Oh Christmas tree — condemned in Scripture?

December 9th, 2009 by E. Stephen Burnett 12 comments

Time for a seasonal issue. Ho, ho, ho! Does the Bible say it’s wrong to have Christmas trees?

Some of you are now squinting and maybe laughing at the thought. Others are nodding, having heard this belief from someone or somewhere. Maybe other readers are agreeing soberly and very seriously that yes, the Bible does have a verse that forbids dressing up a tree indoors.

My hope is not to offend anyone, especially those in the third group. Also, God forbid I should actually tempt you to do something that truly would violate your conscience. Romans 14 and 1 Corinthians 8 keep me from doing that.1

What this piece won’t address is two things:

  • Whether Christians or the Romans truly started Christmas.
  • Whether a Christmas tree or other traditions are pagan in origin.

christmastreePerhaps a future column could address these issues, from historical and personal perspectives. Rather, the specific question is: does the Bible actually condemn decorating a Christmas tree?

Ye have heard that it was said …

It’s wrong to have and decorate a Christmas tree (Jeremiah 10: 1-5).

AKA: Having a Christmas tree could be like having an idol.

Figure A:

A Christian family, citing concerns about acting or appearing like the world, decides not to have a Christmas tree with their annual December tradition. They may give gifts, sing carols, or even have an Advent wreath or Nativity scene, but the Christmas tree is out. We don’t want to base things around an object that is like an idol, they explain. Jesus is the reason for the season.

Figure B:

One wonders what Jeremiah, if he were alive today, would say about all the Christmas trees that now decorate our Christian homes and Christian churches?
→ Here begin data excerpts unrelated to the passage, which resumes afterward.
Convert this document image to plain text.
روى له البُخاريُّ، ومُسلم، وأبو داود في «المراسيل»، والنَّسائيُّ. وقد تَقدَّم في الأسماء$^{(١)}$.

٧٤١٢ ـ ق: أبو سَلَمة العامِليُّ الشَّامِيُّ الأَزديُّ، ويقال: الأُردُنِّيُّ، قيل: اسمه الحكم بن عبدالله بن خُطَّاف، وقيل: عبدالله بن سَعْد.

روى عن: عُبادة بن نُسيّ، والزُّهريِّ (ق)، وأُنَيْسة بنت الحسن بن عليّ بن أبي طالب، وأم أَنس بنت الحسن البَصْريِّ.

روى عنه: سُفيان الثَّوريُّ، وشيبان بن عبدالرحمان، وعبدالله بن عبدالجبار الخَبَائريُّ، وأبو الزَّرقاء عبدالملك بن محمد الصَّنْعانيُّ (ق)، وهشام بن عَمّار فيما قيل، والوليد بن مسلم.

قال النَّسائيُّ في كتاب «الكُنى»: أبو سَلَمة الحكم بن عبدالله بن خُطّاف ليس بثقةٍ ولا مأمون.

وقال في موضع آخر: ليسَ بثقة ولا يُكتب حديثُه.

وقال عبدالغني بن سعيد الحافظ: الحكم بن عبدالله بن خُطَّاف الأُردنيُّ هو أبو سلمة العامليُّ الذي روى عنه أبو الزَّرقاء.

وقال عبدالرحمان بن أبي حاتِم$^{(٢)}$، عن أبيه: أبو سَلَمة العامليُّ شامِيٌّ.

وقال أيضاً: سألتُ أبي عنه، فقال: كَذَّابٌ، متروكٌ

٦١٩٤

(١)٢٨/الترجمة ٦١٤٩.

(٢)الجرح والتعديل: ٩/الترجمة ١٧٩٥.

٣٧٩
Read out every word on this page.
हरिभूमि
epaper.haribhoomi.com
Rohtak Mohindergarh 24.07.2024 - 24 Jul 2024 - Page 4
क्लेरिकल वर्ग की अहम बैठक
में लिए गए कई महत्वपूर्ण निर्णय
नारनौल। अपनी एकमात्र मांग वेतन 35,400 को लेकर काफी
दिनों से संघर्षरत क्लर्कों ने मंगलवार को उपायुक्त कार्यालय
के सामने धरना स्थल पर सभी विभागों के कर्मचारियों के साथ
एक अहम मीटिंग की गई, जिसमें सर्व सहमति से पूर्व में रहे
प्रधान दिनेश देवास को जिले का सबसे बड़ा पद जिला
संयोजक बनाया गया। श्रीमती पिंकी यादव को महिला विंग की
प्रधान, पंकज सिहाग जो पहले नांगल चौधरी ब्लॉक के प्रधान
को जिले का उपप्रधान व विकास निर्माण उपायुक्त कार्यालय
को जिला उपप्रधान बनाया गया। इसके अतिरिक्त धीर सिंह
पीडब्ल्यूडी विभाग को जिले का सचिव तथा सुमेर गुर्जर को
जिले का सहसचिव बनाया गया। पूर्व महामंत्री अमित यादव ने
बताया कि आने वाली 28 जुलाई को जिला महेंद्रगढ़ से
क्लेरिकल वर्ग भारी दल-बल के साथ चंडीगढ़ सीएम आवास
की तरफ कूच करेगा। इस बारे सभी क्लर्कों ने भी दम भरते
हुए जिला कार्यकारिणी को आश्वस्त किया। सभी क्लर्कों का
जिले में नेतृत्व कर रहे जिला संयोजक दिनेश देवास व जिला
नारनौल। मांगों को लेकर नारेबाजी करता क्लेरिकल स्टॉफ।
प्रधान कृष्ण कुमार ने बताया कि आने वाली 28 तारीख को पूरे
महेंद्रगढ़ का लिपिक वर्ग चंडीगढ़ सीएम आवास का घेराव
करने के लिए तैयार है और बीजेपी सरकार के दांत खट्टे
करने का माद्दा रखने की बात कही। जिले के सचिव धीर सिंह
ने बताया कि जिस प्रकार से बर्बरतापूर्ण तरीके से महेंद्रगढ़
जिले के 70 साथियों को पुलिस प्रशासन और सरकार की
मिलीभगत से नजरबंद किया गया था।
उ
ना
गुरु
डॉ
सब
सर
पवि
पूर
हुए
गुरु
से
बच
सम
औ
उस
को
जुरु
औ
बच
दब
Would he sound a similar alarm like he did among the ancient Jewish population in Jerusalem? He probably would.2

What’s the truth in this?

Materialism, stress, shoppers rushing home with their treasures, silver bells, etc., are definitely not the reason for the season. Jesus is. It would be wrong to assure people that holiday traditions are fine and good without also saying they can be corrupted. Surely for some people, a Christmas tree can be something that distracts from His incarnation as a human baby.

What’s the lie in this?

But is Jesus only the reason for the season? Isn’t He also the reason for everything? Could everything include an evergreen tree decorated with bright lights, bows, ornaments? Is such a thing a “creation” of the devil or the world? Or can they only twist good things God has made?

Many people in effect “worships” things like cars, food, a job, a marriage, family members and friends, even a church. Should Christians give up on all such good things, created by God? Yes, they can be twisted. But we know humans themselves are twisted — though created as good, human nature is corrupted by sin (Romans 2-3) and even Christians still struggle with remnants of their sinful nature (Romans 6, 1 John 1:8). Christians aren’t told to avoid all other humans.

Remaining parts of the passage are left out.